Bardzo cieszyłam się kiedy w głosowaniu zwyciężył "Nowy wspaniały świat". Nie miałam pojęcia o czym jest ale miałam przeczucie, że będzie mi się podobać (o ile antyutopia może się komuś podobać). Wciągnęła mnie od pierwszych stron, świat został dokładnie przemyślany. Wizja jaka została tutaj przedstawiona jest bardzo niepokojąca, ale w niektórych aspektach może kusić tym, jak proste życie wiodą bohaterowie. Bo przecież teraz w dobie wszędobylskiego internetu dzieci zostają "nacechowane" do lubienia i nie lubienia niektórych rzeczy, prawda? Niby jesteśmy oddaleni o całe lata świetlne od nawet możliwości takiego obrotu sprawy... pytanie tylko czy na pewno? Do samego końca miałam nadzieję, że Dzikus odnajdzie dla siebie miejsce gdzieś w świecie a Lenina zacznie więcej myśleć a nie tylko zażywać somę. Bernard od samego początku wydawał mi się po prostu zazdrosny o wszystko i wszystkich. Co do Twojej recenzji to podobała mi się, była wystarczająco długa żeby poruszyć niezbędne tematy, aczkolwiek wydawała mi się nieco chaotyczna? Cieżko mi wyjaśnić, może dlatego że wolałabym omawianie niektórych zjawisk przedstawionych w książce w sposób chronologiczny do wydarzeń? Bardzo mi się podobało krótkie przedstawienie autora i polecane książki na koniec.
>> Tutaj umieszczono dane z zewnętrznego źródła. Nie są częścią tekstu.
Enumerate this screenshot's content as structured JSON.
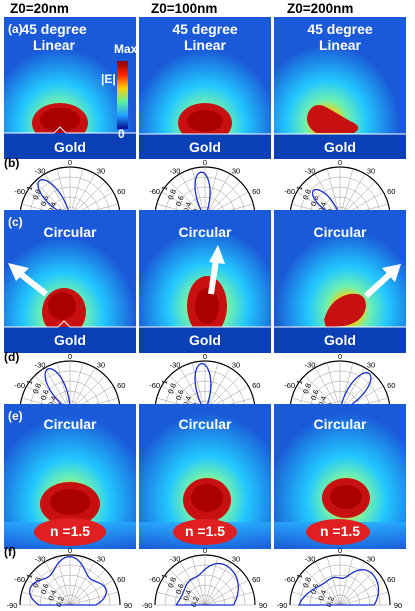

Ogólnie świetna robota Okoniu! Mam nadzieję, że cykl Światura nie skończy się wraz z końcem 2019 roku ale stanie się naszym wspólnym, małym, comiesięcznym wyzwaniem.
Dobra tutaj wrzucam to co było na czacie przy livie Asimov "Koniec Wieczności", gdzie manipulacja czasem i zmienianie historii jest hmm podstawowym torem fabularnym, przełamanym wątkiem miłosnym z haczykiem. Od Asimova także cykl Fundacja - czyli jak wykorzystać historię, do ratowania cywilizacji, plus sporo manipulacji i spisku dookoła tego. Także też no cykl Diuna, tam też mamy - choć już w dalszych tomach - manipulowanie historią, ten motyw "kreowania historii", tak by ona nam akurat pasowała. "Gra Endera" i "Mówca umarłych" - jako przykład tego jak można kogoś ukształtować skutecznie nim manipulując, manipulując całym społeczeństwem. To drugie, dotyczy zaś "odbrązawiania" historii. Ender jest w sumie świetnym przykładem człowieka który do niczego nie pasuje, niby został uwarunkowany, ale nie do końca. W sumie w całym klasycznym cyklu będą takie kulturowe motywy. Uwaga - autor jest mormonem i to czasem czuć. Baaardzo czuć to np. w cyklu o Alvinie Stwórcy, tam to dopiero jest zabawa historią... No "Frankenstein". Victor Frankenstein żyje w swoim własnym świecie. Monstrum żyje poza światem (czyli też). No i jest tez ten właściwy świat... takie 3w1. Serio tam jest multum motywów...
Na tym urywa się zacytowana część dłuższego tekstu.